With both Intel and gnu compilers, you require the command line options to get effective levels of unrolling (but Intel compilers don't apply unrolling to intrinsics).

Due to shadow register renaming, unrolling is usually effective even though you have run out of named xmm registers. Some of the stalls which may be evident in VTune as instructions spending time waiting for operands to become available may be overcome by unrolling.   "Riffling" so as to overcome latency of reductions is a technique which uses up more named xmm registers, as it is usually applied, so you may be able to improve on what the compilers do with parallel reductions, by taking account of which operations are eligible for renaming.

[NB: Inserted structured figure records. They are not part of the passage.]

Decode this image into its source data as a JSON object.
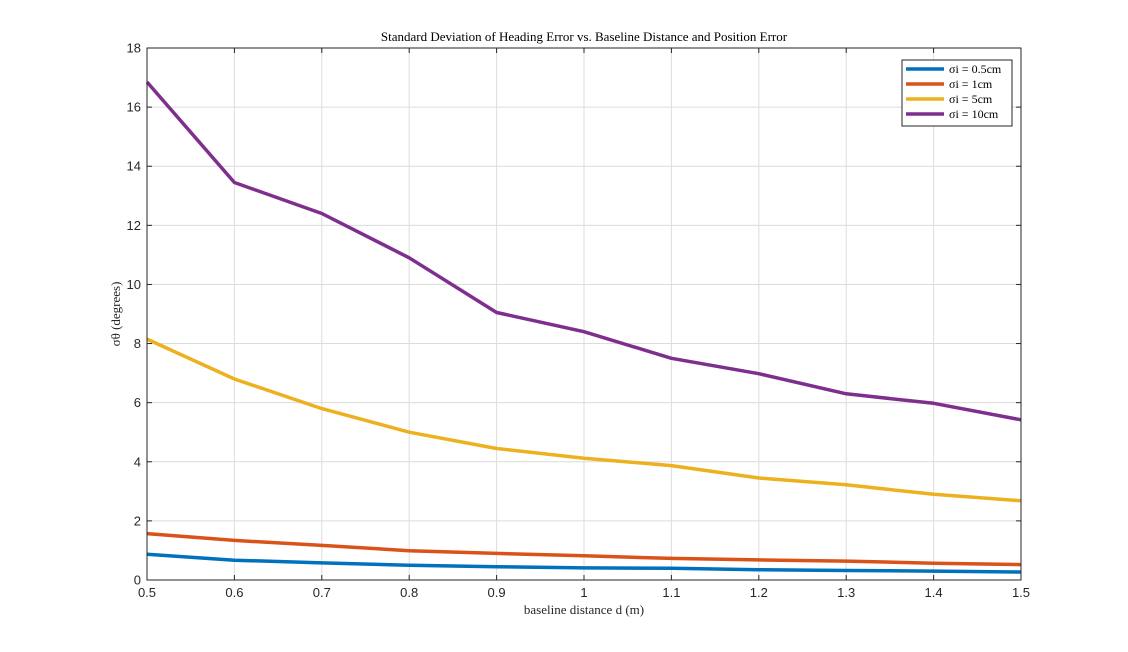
{
  "chart_data": {
    "type": "line",
    "title": "Standard Deviation of Heading Error vs. Baseline Distance and Position Error",
    "xlabel": "baseline distance d (m)",
    "ylabel": "σθ (degrees)",
    "xlim": [
      0.5,
      1.5
    ],
    "ylim": [
      0,
      18
    ],
    "xticks": [
      "0.5",
      "0.6",
      "0.7",
      "0.8",
      "0.9",
      "1",
      "1.1",
      "1.2",
      "1.3",
      "1.4",
      "1.5"
    ],
    "yticks": [
      "0",
      "2",
      "4",
      "6",
      "8",
      "10",
      "12",
      "14",
      "16",
      "18"
    ],
    "grid": true,
    "legend_position": "top-right",
    "x": [
      0.5,
      0.6,
      0.7,
      0.8,
      0.9,
      1.0,
      1.1,
      1.2,
      1.3,
      1.4,
      1.5
    ],
    "series": [
      {
        "name": "σi = 0.5cm",
        "color": "#0072BD",
        "values": [
          0.87,
          0.67,
          0.58,
          0.5,
          0.45,
          0.41,
          0.4,
          0.35,
          0.32,
          0.3,
          0.27
        ]
      },
      {
        "name": "σi = 1cm",
        "color": "#D95319",
        "values": [
          1.57,
          1.34,
          1.17,
          0.99,
          0.9,
          0.82,
          0.73,
          0.68,
          0.64,
          0.57,
          0.52
        ]
      },
      {
        "name": "σi = 5cm",
        "color": "#EDB120",
        "values": [
          8.15,
          6.8,
          5.8,
          5.0,
          4.45,
          4.12,
          3.87,
          3.45,
          3.22,
          2.9,
          2.68
        ]
      },
      {
        "name": "σi = 10cm",
        "color": "#7E2F8E",
        "values": [
          16.85,
          13.45,
          12.4,
          10.9,
          9.05,
          8.4,
          7.5,
          6.98,
          6.3,
          5.98,
          5.42
        ]
      }
    ]
  }
}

I just ran into cases today where the compilers choose to generate AVX-128 code when the architecture option is stepped up to AVX2, but even with intrinsics the compiler doesn't always use literally what you wrote.  In some such cases, Intel may respond to bug report submissions.  I hope you aren't counting on those bugs remaining so as to justify the work you put into assembly.

SSE4.1 unaligned instructions seem fairly effective since corei7, but there is still an advantage in 32-byte data alignment.  If assembly programming is inhibiting you from taking advantage of newer instruction sets, I would be concerned that it's counter-productive.  Intel C++ takes some liberty to implement intrinsics according to the architecture set on command line.

You asked early about licensing of IPP.  If you have a full license (not student, non-commercial, beta) which entitles you to distribute binaries of your application, you are entitled to use static linking or redistributable versions of the libraries which come with the compiler.  You and your legal department should read the licenses.

You asked some questions which could only be answered fully by proprietary pipe tracing, which isn't generally feasible.